Mentre Cambio Forma è una tempesta interiore. La produzione è densa, stratificata, quasi sinfonica. La canzone racconta la fatica di riconoscersi mentre si cambia, mentre tutto dentro si muove. Il suono accompagna questo spaesamento con grande efficacia, creando un clima teatrale che non cede mai al manierismo.

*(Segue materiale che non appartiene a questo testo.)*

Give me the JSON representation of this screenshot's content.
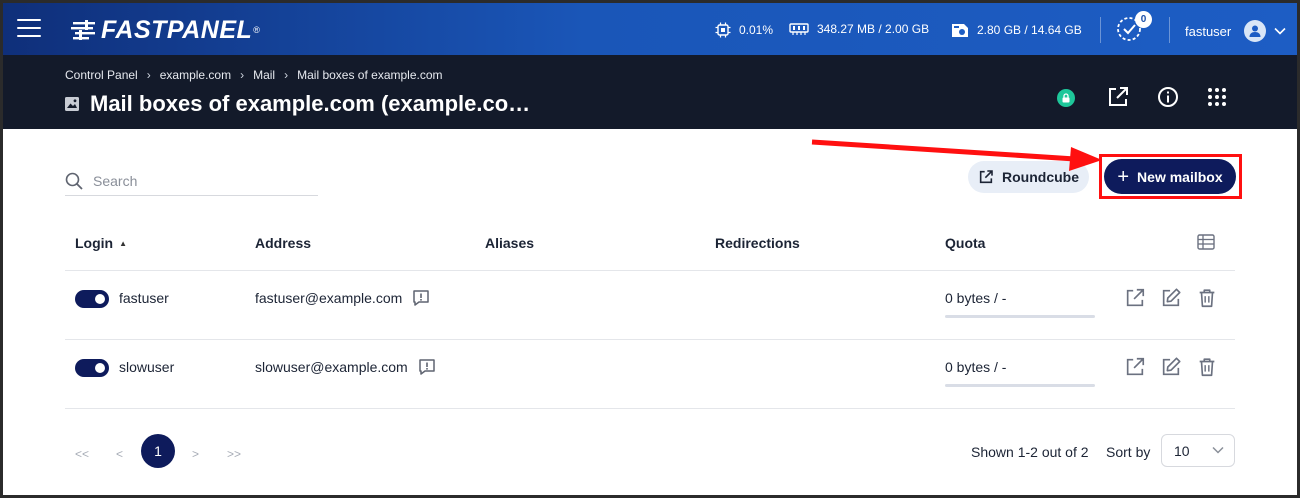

Con Estraneo, l’atmosfera si fa più raccolta. È il brano che scava di più nel dolore della separazione, ma lo fa in modo originale: l’artista immagina un altro amore, una figura ideale che la aiuti a non sentire la mancanza di ciò che è finito. La melodia è dolce, il testo diretto, e l’elettronica qui diventa quasi trasparente, lasciando emergere la voce come protagonista assoluta.
Sogno è il cuore pulsante dell’EP. Lontano da ogni logica narrativa lineare, questo brano si muove in una dimensione parallela, fatta di suoni distorti, immagini oniriche, riferimenti surreali. La paralisi del sonno, normalmente inquietante, viene riletta come un invito alla danza. Un pezzo geniale, capace di trasformare l’angoscia in gioco, senza mai perdere spessore.
Infine Vasche d’Ingenuità è un pezzo di memoria e visione. Il tempo dell’adolescenza viene evocato con affetto e una punta di malinconia. L’ingenuità non è giudicata, ma rivendicata come motore di crescita. L’arrangiamento è asciutto, delicato, e lascia che siano le parole a brillare.
“Lorena” è un lavoro che non urla, ma parla chiaro. Un debutto necessario, che ci ricorda che la musica può ancora essere un modo per conoscersi.